Goldman analysts Clemens Grafe and Andrew Matheny cut their 2014 growth forecast for Russia to 1% partly as a result of the rising capital outflows in the year to March 2013, which are 60% higher than a year before. Their previous estimate was 3%.
"Economic activity in Russia is likely to be strongly affected by the current political tensions relating to recent developments in Ukraine and Crimea," said the Goldman research note.
"The main transmission mechanism will, in our view, work through a shock to domestic confidence, resulting in lower investment, a continuation of the destocking cycle and higher capital outflows.

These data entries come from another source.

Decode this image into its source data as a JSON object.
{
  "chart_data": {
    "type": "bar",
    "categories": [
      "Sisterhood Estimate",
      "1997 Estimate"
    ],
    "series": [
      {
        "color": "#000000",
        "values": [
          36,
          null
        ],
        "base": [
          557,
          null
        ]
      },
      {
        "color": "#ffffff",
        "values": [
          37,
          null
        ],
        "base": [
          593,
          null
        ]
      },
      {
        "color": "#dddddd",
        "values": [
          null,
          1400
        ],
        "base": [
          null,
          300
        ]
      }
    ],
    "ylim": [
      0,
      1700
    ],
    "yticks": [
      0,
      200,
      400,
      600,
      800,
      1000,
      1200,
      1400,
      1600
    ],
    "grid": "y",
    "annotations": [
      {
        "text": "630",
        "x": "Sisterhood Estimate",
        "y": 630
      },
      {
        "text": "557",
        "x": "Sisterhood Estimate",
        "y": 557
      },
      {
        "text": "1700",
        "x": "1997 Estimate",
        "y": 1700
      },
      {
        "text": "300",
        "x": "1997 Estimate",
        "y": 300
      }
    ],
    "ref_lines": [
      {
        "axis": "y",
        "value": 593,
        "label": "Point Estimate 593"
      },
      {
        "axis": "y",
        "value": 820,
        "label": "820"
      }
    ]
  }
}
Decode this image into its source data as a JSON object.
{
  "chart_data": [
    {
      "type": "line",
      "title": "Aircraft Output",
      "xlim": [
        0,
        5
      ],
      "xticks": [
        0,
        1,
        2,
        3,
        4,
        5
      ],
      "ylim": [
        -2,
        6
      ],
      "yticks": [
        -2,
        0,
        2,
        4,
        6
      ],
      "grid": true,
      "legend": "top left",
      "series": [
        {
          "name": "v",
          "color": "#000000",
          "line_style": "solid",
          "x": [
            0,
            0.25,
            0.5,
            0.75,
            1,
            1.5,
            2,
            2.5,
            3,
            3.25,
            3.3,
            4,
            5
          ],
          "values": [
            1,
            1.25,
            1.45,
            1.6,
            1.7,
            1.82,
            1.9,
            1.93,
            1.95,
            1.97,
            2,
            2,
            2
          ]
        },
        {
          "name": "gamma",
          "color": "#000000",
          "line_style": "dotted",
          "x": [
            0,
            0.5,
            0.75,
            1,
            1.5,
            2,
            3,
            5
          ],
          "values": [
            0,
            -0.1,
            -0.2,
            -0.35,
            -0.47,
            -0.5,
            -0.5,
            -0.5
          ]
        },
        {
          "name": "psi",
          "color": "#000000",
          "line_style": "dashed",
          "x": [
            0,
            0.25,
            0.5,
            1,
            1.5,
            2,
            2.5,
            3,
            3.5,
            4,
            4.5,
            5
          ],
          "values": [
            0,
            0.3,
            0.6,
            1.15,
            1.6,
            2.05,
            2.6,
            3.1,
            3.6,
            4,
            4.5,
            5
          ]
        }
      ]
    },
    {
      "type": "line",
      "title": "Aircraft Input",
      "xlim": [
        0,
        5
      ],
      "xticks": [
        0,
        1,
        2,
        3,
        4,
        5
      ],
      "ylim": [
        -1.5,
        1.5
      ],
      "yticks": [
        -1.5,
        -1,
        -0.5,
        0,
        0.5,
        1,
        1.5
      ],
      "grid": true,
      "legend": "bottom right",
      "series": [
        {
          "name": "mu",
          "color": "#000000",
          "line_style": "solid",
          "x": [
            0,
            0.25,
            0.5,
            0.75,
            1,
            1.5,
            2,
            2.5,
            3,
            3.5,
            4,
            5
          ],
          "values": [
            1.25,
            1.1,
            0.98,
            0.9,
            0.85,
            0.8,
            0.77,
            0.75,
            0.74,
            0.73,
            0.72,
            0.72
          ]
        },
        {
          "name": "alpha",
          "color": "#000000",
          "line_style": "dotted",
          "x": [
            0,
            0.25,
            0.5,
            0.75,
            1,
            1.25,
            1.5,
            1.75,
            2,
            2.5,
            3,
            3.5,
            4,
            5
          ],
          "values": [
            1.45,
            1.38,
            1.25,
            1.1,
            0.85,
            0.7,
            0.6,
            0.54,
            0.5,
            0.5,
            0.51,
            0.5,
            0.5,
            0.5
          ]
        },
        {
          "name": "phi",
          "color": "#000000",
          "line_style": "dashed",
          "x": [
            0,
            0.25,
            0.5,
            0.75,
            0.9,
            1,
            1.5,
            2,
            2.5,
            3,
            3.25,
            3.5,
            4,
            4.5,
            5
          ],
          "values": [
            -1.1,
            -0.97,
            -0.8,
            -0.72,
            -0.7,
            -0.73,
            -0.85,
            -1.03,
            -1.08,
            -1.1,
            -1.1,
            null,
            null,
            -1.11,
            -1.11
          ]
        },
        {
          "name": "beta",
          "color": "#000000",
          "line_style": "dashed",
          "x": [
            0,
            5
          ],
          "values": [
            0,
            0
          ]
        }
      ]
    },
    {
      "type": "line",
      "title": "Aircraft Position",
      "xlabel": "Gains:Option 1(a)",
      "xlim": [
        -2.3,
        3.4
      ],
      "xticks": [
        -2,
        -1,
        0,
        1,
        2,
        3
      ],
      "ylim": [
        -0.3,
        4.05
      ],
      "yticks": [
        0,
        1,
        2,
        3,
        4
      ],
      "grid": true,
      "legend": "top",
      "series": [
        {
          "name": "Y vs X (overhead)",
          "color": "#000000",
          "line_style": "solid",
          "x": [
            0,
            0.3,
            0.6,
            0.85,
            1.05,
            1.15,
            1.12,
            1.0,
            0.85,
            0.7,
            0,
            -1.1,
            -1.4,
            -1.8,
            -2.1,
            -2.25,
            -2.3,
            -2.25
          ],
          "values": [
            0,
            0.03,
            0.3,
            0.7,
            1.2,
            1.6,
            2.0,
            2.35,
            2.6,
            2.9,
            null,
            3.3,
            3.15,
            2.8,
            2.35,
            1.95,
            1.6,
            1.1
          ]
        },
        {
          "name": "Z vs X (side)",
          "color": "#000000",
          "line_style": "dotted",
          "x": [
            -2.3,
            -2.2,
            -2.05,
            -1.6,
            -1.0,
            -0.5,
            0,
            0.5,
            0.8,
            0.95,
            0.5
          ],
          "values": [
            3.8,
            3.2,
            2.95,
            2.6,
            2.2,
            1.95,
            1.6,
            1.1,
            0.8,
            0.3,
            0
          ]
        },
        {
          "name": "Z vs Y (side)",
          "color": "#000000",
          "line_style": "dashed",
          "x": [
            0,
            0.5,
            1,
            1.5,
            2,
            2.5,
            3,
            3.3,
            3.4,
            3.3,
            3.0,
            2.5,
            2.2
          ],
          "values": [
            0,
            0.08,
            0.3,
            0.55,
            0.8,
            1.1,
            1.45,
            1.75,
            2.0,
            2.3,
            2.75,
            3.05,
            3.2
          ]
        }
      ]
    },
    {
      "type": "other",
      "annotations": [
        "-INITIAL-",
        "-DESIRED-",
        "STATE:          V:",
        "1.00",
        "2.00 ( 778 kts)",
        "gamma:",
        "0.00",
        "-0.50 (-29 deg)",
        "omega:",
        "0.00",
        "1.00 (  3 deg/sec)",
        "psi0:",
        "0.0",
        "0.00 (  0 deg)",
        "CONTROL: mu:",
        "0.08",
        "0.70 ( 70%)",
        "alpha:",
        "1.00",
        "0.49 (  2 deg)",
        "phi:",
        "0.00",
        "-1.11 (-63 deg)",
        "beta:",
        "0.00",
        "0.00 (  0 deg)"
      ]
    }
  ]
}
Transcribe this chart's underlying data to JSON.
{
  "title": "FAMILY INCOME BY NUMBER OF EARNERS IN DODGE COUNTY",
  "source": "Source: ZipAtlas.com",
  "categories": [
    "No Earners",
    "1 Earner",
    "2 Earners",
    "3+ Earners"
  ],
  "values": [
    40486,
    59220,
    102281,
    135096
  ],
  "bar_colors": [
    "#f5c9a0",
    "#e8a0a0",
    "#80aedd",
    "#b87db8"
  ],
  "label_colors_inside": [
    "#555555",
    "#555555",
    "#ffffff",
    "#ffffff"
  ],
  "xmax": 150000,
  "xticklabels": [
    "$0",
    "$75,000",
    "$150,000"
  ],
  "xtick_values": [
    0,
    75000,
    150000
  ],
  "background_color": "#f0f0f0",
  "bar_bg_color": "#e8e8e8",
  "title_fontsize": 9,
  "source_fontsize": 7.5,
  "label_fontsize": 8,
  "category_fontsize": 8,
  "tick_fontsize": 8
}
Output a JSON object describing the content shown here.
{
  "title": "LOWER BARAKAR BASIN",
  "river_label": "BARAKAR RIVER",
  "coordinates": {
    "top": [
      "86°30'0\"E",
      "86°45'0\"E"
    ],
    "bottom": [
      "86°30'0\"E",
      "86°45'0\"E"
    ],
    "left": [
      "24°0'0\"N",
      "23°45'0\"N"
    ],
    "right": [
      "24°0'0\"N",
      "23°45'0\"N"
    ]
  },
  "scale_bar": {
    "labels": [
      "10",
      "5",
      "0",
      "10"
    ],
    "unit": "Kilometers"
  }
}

"In turn, those will lead to a tightening of domestic financial conditions. The uncertainty regarding our forecast is necessarily large."
A revolution in Ukraine ousted the Russia-allied President Viktor Yanukovich following angry protests in Kiev.
Many Ukrainians want a closer relationship with the West, particularly the EU, and thought Yanukovich was dragging them towards Russia instead.
After Yanukovich fled Ukraine, Russian troops entered the country's semi-autonomous Crimea region.
In Crimea around 60% of the population are ethnically Russian. Russia also has financial interests in the region.
Putin said the thousands of Russian troops on the ground are there to maintain order amid the political turmoil. He has attacked the revolution as the work of fascists.
But the EU and US have criticised Putin's move as an act of aggression that breaches national sovereignty.
The duo have already placed visa sanctions on Russia and have threatened that trade sanctions will follow unless Russia takes steps to de-escalate the crisis by removing its military from Crimea.